Fehrnstrom, however, noted that the “body of law” is more than just statutes passed by the legislature.
“It also encompasses opinions of the court. In our democratic form of government, the court is given the responsibility of interpreting the constitution. In Massachusetts, the Supreme Judicial Court found a constitutional right for same sex couples to marry,” he said.
But the Massachusetts court opinion itself noted that the justices recognized they were breaking ground into new definitions.
And Haskins, of MassResistance, noted that the Massachusetts Constitution dictates: “[T]he people of this commonwealth are not controllable by any other laws than those to which their constitutional representative body have given their consent.”
Arkes wrote about the situation in National Review shortly after the implementation of the law.

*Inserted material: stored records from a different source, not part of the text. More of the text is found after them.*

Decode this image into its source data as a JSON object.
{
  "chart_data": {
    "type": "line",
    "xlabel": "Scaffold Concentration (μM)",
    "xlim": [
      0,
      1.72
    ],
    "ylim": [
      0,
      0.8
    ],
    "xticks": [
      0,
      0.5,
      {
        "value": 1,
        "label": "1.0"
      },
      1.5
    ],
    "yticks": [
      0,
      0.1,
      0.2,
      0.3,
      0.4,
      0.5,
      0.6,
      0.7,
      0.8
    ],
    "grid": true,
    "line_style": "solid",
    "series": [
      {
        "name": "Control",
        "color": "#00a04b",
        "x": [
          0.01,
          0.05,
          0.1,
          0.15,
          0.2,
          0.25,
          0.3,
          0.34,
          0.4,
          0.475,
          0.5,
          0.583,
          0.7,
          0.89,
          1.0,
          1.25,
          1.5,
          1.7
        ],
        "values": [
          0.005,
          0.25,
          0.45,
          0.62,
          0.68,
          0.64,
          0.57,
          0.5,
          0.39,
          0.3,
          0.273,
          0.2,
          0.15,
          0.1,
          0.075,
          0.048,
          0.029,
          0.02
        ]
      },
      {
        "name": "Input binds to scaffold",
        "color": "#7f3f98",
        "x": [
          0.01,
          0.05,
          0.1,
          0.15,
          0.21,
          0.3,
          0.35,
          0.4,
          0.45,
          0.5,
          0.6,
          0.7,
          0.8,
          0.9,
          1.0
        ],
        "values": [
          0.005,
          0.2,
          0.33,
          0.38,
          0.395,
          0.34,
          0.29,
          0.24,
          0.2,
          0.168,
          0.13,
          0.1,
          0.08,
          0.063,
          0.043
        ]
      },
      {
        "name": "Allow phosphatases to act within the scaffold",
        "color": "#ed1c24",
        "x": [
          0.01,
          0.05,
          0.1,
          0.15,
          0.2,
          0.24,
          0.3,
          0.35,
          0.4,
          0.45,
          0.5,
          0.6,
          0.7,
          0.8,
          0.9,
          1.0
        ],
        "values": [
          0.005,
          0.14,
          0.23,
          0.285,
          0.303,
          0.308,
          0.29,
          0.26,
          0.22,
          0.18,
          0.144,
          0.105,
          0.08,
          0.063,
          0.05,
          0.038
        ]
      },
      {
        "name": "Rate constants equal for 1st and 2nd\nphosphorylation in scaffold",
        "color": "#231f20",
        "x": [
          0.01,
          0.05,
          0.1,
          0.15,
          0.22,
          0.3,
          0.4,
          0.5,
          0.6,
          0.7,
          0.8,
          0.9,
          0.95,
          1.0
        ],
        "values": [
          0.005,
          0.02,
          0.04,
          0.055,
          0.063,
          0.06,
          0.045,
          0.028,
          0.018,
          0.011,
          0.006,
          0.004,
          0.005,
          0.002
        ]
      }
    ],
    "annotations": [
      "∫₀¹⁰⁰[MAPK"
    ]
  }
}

He called the developments a “dramatic abuse of power by the Supreme Court” and a disappointment from the legislature.
But, he wrote, “a deeper failure must go to the man who stood as governor, holding the levers of the executive. … Against a plural body like a legislature, a single executive could act as force to impart focus and energy. … The range of things he could do in combination with the legislature was considerable – if there was a will to do them.”
“In the Goodridge case in Massachusetts, Romney could have announced that he would respect the decision for the plaintiffs allied in the case, but he might have pointed out that the case was not a ‘class action.’ He could have insisted then that clerks should issue licenses of marriage only to couples who have come through comparable litigation and received a comparable order from a court,” he said.
Romney also could have invoked the state constitutional provision that, “All causes of marriage, divorce, and alimony, and all appeals from the Judges of probate shall be heard and determined by the Governor and Council, until the Legislature shall, by law, make other provision.”
Arkes also suggested the governor could have gone to court himself, creating the circumstances in which the “court could be compelled now to face precisely the issue that the judges had skirted: whether the majority of four had themselves violated the constitution of Massachusetts.”
“Faced with a tension of that kind, it was even conceivable that one of the wavering judges of the four might peel away, and in peeling away, leave the issue back where it belonged ? in the political arena, with the governor and the legislators,” he wrote at the time.
Titus noted that the Massachusetts Constitution probably is the most specific in the nation on the separation of powers.
“It makes it very clear that … the judiciary doesn’t have either executive or legislative power,” he said. “It specifically rejects any claim of supremacy by any one of the branches over the other.”
But in the Goodridge case, the court said, “We are the supreme expositors on the constitution,” he said, even though the justices admitted reformulating the definition of marriage, “which means they have blatantly exercised legislative power.”
“It was a phony lawsuit … much the same way as they have show trials in the communist countries,” Titus told WND.
Stovall said, too, that the American people should be alert.
“In the last six months or so, we’ve seen legislatures not listening to the will of the people,” he said.
In Massachusetts, for example, lawmakers decided, even though there was a record number of petitioners, not to allow people to have a statewide vote on the definition of marriage.
In both Oregon and California, statewide votes defining marriage also have come under attack by lawmakers.
Titus noted on instance of an official who did defy a court opinion after determining it was not correct. That was the case of Judge Roy Moore, who defied a federal judge’s opinion that the display of the Ten Commandments on state property was illegal.
Moore ended up being removed from office by state officials.
Titus said it would have been good to see what would have happened if Romney had defied the court’s opinion.